Last summer, airplanes traveling to Turkey were filled with young man and women who were fans of the Arabic-dubbed Turkish soap opera “Noor.” Record number of Arab tourists paid a visit to Turkey last summer, holidaying in the land of “Noor.”
As for this summer, it is preachers, imams, and religious figures who are rushing to Turkey, with preachers appearing on television screens calling for viewers to support Turkey and spend their summer holidays there.
Therefore this summer soap opera fans and religious people have – unusually – joined in their love of Turkey, which has become a common ground between them whereas previously it was a source of dispute between the two groups. This was after Imams last year attacked Turkey’s “shameless” soap operas, and called for the Arab public to boycott them. In contrast, merely mentioning Turkey this year elicits praise and support from everybody for the first time since the collapse of the Turkish Ottoman Caliphate.
Is the Arab’s unexpected love for the Turks – for conflicting reasons – a blessing or a curse?
The fundamentalist camp believes that their promotion and support of Turkey for its stance against Israel annoys the moderate Arab camp, however this is not true, and in fact Turkey is a extremely suitable model that should be studied and followed [by the Arabs]. Turkey is certainly no Iran, and Edrdogan’s Islamic-oriented [Justice and Development] party is no Hamas or Muslim Brotherhood; the Turks are not Salafist or Shiite extremists, they do not wear burqas or turbans. There is a high degree of liberalism in Turkey which is ahead of the Arab world by numerous decades.
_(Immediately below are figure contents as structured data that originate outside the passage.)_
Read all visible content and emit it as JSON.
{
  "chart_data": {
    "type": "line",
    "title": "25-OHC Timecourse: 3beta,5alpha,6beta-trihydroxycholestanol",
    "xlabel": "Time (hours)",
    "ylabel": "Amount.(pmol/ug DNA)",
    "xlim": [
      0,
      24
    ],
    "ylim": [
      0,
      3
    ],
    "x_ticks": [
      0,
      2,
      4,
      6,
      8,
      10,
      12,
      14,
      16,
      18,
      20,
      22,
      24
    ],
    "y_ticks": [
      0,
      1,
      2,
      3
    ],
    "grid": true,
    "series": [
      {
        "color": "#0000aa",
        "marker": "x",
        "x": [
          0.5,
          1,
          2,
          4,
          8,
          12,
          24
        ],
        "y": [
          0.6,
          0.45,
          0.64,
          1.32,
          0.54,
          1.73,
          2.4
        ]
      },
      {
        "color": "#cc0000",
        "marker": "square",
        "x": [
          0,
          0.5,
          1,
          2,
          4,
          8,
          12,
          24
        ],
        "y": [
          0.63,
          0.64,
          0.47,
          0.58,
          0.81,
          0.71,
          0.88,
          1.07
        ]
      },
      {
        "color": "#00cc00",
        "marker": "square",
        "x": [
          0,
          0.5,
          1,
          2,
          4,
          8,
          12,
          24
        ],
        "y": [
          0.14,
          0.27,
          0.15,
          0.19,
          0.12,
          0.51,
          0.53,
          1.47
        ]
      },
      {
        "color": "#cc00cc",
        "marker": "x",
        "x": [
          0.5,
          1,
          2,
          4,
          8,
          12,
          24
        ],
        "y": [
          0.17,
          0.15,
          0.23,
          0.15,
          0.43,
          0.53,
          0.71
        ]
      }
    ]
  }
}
Since the extremists are happy with Turkey today, let us hope that maybe they can learn something new from the Turks. The extremists are currently forgiving, or at least turning a blind eye to, the Turkish spirit of liberalism and the Turkish [political] secularism, however we are aware that their position towards Turkey is a temporary and selective one. They are raising Turkey’s red crescent flag because Ankara took up a courageous political position against Israel, and these extremists are therefore trying to shame the Arab regimes by pointing to Turkey’s example. In other words, they do not truly care what is happening to Israel so much as they want to embarrass their own governments.
Our region is in a state of witnessing continual protests, and those who are protesting or complaining were obliged to raise images of Hassan Nasrallah, Mahmoud Ahmadinejad, Osama Bin Laden, and Ayman al-Zawahiri, until their popularity waned because of their failure to confront Israel and the West in general. Now, there is support for Turkey, and this is most reassuring, for Turkey is one of the most politically moderate, scientifically advanced, and liberal, countries in the region.
The average Arab citizen needs a leader that he can follow and imitate. The Arabs are in a continual state of searching for a hero, and we have today raised the figure of [Turkish PM] Recep Tayyip Erdogan. This searching for a hero is a constant Arab characteristic, but it is also something that everybody does.
The Arabs can be excused for their ongoing search for heroes beyond their borders, from Iran to Afghanistan to Turkey, because this is something that has been enforced upon them due to the sense of defeat that has persisted over the previous decades, and particularly with regards to the conflict with Israel. There were defeats in 1947, 1948 [Arab – Israeli war], 1956 [Suez Crisis], 1967 [Six Day War], and 1973 [Yom Kippur War], not to mention the scenes of refugees living in refugee camps for half a century and counting, and the daily humiliation of the Palestinian people in the occupied territories. The Arabs need heroes from abroad, or to resurrect dead heroes from the past, whether this is Saddam Hussein or Jamal Abdul-Nasser; forgiving their mistakes, their inflammatory rhetoric, and their authoritarianism in the face of their need to confront the enemy.
However I hope that Turkey will now become our role model, not just in combating Israel, but also in how to reconcile the past with the past; this is due to Turkey’s long experience following the collapse of the Ottoman empire and the country’s transition into the new world.